Выйдя от пирожника, повстречался я с Фабрисио, которого не видал со смерти лиценциата Седильо. Он долго смотрел на меня с удивлением, а затем, схватившись за бока, принялся хохотать во всю глотку. И действительно было чему посмеяться, ибо докторская мантия волочилась за мной по земле, а камзол и штаны были вчетверо длиннее и шире, чем надлежало. Словом, вид у меня был чудной и комический. Я дал ему похохотать вволю, будучи сам не прочь последовать его примеру; но удержался, чтоб сохранить на улице декорум и лучше подделаться под врача, животное отнюдь не смешливое. Но если мой курьезный облик вызвал у Фабрисио такой приступ смеха, то моя серьезность еще его удвоила. Нахохотавшись, он воскликнул:
— Боже мой, Жиль Блас! Как ты смешно одет! Какой черт тебя так вырядил?
— Потише, друг мой, потише, — ответствовал я, — питай уважение к новому Гиппократу. Знай, что я заместитель доктора Санградо, знаменитейшего врача во всем Вальядолиде. Я живу у него уже три недели и под его руководством основательно изучил медицину, а так как он не успевает пользовать всех, кто к нему обращается, то я помогаю ему, навещая часть его больных. Он лечит в важных домах, а я в тех, что похуже.

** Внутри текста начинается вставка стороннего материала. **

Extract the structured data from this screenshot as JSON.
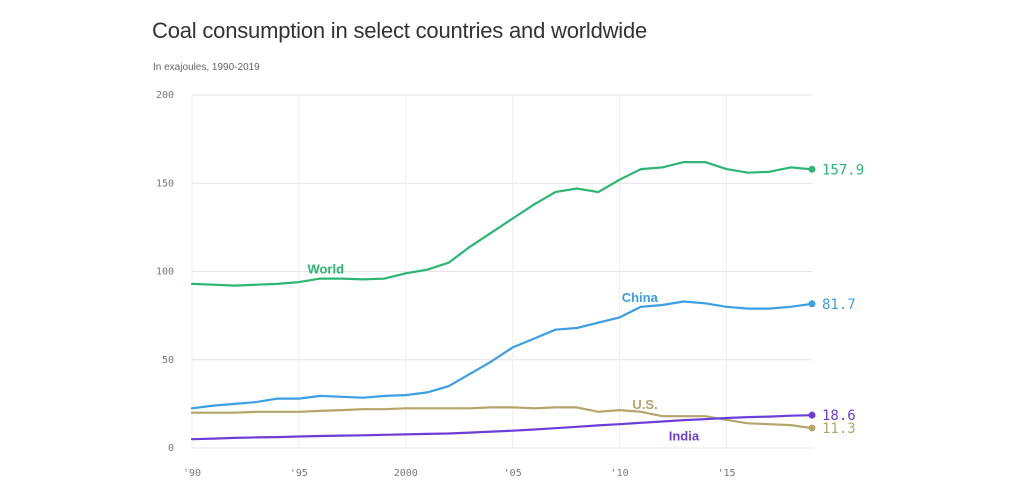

— Вот это здорово, — заметил Фабрисио. — Словом, он уступил тебе кровь народную, а себе взял благородную. Поздравляю тебя с этим дележом: гораздо лучше иметь дело с простонародьем, чем со знатью. Да здравствует врач предместья! Его промахи не так бросаются в глаза, а убийства вызывают меньше шума. Да, дружок, — добавил он, — судьба твоя кажется мне достойной зависти, и, говоря словами Александра Македонского, — не будь я Фабрисио, то хотел бы быть Жиль Бласом.
36
Цельс Авл Корнелий (I век до н. э.) — древнеримский ученый, последователь Гиппократа, автор трактата «О медицине» (кн. 1–8), содержащего сведения о гигиене, хирургии, дерматологии.
37
В Испании, как и во всей средневековой Европе, врачи носили парики и длинные черные тоги — атрибуты одежды, высмеянные в комедиях Мольера.